Nevertheless, Gladwell’s interests in sociological and marketing casuism are always food for thought, particularly since he’s keen to serve up fascinating anecdotal examples. While he barely scratches the surface of “thin slicing” — the term Gladwell coins to describe what happens when someone uses latent subconscious impulses to serve up a quick judgment — he has got me thinking about how much of the publishing world is fixated on immediate judgment.

Terry Southern once remarked that, when he worked for Esquire, he could judge the quality of a manuscript based off of the first sentence. I’m wondering whether certain types of fiction are doomed because of the thin slicing editors have been applying to the slush pile. Was Richard Yates never published in the New Yorker because the editors trained themselves to react distastefully to Chekhovian naturalism? (Magical realism and postmodernism was very much the order of the day when Yates submitted his wares.) And just how much of this mentality is in place today?

(And I should point out that we’re all guilty of this. I don’t wish to inure myself. Recently, while reading its early pages, I was ready to damn Tricia Sullivan’s Maul based on what I perceived as tedious cross-cutting between the game going on in Meniscus’s mind and the cramped confines of a lab, until I gradually became aware of the subtle cultural allegory. Had I not kept reading after 100 pages, I would have probably have dismissed what turned out to be a daringly rugged novel.)

Further, if thin slicing is endemic to the book world, is this mentality what causes once popular authors like John P. Marquand (who made the covers of Time and Newsweek in 1949) to go out of print?

In one chapter, Gladwell uses the musician Kenna as an example for why certain forms of thin slicing aren’t always the best indicators. Kenna, who had earned nothing less than contagious kudos from such luminaries as Fred Durst and U2 manager Paul McGuinness (who flew him over to Ireland), along with repeated MTV2 airplay, built up such a sizable buzz that he packed a sizable crowd into the Roxy in less than 24 hours’ notice. But Gladwell notes that when Music Research did marketing, Kenna scored miserably and was thus unable to secure Top 40 radio airplay.

Gladwell suggests that Kenna’s failure with the number crunchers was because only certain forms of thin slicing works.
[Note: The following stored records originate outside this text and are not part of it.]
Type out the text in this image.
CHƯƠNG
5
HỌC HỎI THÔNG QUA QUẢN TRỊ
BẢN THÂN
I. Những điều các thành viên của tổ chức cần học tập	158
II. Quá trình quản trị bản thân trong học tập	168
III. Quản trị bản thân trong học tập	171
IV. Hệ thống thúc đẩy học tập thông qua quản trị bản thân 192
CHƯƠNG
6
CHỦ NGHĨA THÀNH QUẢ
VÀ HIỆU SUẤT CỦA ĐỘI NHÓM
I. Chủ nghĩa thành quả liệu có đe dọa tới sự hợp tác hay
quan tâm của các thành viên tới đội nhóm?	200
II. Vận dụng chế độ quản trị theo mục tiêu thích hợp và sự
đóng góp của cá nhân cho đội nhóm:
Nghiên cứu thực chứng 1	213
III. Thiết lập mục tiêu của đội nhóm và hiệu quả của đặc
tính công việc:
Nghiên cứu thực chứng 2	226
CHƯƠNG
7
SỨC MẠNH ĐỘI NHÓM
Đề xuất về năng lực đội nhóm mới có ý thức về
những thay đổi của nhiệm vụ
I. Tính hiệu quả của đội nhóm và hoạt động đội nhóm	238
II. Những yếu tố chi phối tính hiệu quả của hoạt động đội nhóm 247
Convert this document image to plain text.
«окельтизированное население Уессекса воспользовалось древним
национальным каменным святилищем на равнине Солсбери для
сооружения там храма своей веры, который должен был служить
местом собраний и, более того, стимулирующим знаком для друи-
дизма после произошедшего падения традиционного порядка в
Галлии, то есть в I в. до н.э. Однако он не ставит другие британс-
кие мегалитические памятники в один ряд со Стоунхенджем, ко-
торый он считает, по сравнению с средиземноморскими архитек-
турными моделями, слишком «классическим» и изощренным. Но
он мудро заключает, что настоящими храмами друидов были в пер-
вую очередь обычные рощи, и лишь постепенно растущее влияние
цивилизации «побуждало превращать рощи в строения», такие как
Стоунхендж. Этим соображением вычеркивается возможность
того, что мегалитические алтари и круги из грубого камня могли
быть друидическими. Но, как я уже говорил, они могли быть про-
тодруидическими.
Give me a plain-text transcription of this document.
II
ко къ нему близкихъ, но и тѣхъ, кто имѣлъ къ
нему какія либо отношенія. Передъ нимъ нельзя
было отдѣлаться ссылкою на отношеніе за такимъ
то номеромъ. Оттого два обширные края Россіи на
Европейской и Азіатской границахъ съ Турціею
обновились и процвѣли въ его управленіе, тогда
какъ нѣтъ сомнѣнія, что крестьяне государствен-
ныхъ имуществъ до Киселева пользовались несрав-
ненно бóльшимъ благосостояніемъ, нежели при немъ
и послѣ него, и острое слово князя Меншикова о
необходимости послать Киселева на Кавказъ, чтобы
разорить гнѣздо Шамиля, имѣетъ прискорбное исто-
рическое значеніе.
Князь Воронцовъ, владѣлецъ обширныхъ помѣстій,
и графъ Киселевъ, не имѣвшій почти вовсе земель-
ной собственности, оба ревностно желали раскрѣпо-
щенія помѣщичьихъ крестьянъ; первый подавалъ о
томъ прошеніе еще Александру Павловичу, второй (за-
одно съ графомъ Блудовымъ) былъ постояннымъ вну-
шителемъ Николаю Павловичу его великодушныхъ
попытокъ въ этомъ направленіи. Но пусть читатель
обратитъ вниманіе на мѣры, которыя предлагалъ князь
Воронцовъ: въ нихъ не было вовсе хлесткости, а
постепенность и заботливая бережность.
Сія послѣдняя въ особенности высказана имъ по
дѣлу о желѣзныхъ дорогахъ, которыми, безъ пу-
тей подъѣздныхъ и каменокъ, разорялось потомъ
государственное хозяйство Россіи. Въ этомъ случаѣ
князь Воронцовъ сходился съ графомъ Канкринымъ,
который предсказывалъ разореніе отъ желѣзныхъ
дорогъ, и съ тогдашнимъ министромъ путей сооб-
Kenna’s music was not easily classifiable. Gladwell implies that some opinions are best formed over time and that corporations who are introducing products that are slightly foreign (such as the Aeron chair, another example that Gladwell uses) need time to be accepted (which may explain the repeated rejections that Sam Lipsyte’s Home Land received before becoming a cause celebre).

Since fiction is a form that often requires a careful reader to weigh in a story, it would be curious to know just how much of it is getting short shrift from today’s editors. The number of careless typos that one finds in today’s novels (that indeed manage to make it all the way to the paperback release) is often extraordinary, signaling a growing lack of regard for how a book is typeset and put together. But it may be even more alarming to consider how many of today’s experimentalists (say, the David Marksons or Gilbert Sorrentinos of our world) are more the victim of overtaxed thin slicers whose waning passions for the written word waltz hand-in-hand with the first impression gone horribly amiss.